Stuart is an infrastructure projects lawyer with extensive experience advising local authorities, project sponsors, service providers, contractors and funders on a wide range of social and economic infrastructure PPP programmes across both the UK and Ireland. He has advised clients in the education, health, student accommodation, waste water, municipal waste and transport/roads sectors, and has worked on some of the country's largest infrastructure projects. The Legal 500 UK 2023 named Stuart as a "Rising Star" in respect of projects work, and he had interesting insight to offer into the delivery of the infrastructure that will be needed to support and encourage the type of growth described by Lord Sainsbury and the Right Honourable Gordon Brown:
- Major infrastructure projects are notoriously complex and take time to properly develop, procure and deliver. However, the clear economic and social benefits of excellent infrastructure means that the speed of its development and delivery is, in fact, key to harnessing those benefits. This is particularly true where the area of targeted economic growth which the infrastructure is designed to support is one involving significant and speedy technological advancement, as is the case with the life sciences sector.

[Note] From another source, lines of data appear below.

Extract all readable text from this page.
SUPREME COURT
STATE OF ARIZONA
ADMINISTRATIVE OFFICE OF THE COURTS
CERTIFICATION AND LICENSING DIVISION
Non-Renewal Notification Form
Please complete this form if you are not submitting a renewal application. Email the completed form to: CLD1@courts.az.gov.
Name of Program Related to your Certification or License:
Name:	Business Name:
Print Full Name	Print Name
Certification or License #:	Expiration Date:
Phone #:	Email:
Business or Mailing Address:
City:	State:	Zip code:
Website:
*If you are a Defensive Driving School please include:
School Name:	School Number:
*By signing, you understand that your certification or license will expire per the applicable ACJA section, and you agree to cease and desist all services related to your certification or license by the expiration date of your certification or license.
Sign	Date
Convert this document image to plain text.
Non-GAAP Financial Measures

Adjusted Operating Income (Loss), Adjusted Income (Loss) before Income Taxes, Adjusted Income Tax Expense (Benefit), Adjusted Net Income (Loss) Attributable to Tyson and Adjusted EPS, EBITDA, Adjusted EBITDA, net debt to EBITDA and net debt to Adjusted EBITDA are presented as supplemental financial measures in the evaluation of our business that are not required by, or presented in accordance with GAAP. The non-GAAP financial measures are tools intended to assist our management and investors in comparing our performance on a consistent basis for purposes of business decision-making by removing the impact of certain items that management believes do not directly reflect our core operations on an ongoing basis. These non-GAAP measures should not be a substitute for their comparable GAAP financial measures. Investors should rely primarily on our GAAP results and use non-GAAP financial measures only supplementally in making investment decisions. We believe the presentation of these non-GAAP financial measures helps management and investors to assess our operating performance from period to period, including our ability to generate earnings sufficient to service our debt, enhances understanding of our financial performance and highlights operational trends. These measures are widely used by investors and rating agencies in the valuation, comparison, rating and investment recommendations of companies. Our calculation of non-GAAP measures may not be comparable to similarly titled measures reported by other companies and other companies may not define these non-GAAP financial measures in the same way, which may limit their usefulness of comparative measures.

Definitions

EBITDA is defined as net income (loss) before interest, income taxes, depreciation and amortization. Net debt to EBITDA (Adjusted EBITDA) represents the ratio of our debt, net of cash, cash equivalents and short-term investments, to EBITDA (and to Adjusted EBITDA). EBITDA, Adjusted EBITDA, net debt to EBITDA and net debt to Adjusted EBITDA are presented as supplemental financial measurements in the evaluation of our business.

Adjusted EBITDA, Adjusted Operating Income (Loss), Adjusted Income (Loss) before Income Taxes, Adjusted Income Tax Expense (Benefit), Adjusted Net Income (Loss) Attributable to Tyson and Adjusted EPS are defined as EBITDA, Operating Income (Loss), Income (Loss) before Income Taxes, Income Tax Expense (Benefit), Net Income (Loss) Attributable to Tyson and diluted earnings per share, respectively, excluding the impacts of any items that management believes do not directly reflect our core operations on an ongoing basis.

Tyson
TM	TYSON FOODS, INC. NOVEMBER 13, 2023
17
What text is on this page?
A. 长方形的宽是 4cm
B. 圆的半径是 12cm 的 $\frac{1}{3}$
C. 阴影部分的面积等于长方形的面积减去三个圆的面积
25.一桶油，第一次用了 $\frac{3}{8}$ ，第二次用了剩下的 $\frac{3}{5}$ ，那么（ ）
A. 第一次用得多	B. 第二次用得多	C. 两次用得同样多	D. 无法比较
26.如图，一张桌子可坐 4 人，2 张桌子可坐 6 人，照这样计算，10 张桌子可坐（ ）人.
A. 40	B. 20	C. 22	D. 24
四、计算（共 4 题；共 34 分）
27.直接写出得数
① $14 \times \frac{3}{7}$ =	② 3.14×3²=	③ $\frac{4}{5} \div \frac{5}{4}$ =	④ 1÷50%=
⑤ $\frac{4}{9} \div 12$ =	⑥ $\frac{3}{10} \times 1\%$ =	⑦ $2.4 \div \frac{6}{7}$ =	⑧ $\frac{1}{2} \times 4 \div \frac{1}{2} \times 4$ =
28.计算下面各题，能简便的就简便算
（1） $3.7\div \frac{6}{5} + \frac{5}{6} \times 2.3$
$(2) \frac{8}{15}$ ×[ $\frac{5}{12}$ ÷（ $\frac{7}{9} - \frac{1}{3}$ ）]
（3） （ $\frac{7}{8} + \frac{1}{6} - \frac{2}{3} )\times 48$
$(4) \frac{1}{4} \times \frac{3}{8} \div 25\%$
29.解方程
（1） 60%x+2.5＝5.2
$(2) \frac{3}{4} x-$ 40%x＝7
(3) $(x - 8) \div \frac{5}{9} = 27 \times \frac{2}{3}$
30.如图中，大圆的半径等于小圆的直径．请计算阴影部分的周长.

- In the current climate, infrastructure projects need to be planned and procured in a way that maximises flexibility and adaptability in their delivery. Future-proofing from the outset is what will allow these projects to be delivered as efficiently as possible in an economic landscape that can change without warning and which is increasingly shaped by the rapid development of technology, the importance of sustainability, and the transition to Net Zero.
- Key to unlocking Glasgow's potential will, therefore, be enthusiasm to embrace an approach to the development and delivery of major infrastructure that is both flexible - capable of accommodating technological developments and weathering economic storms - and supportive of the transition to Net Zero.
Whilst it is clear that, like any city focused on regeneration and renewal, the road ahead may be long, it also looks like the future for the Dear Green Place is, indeed, bright.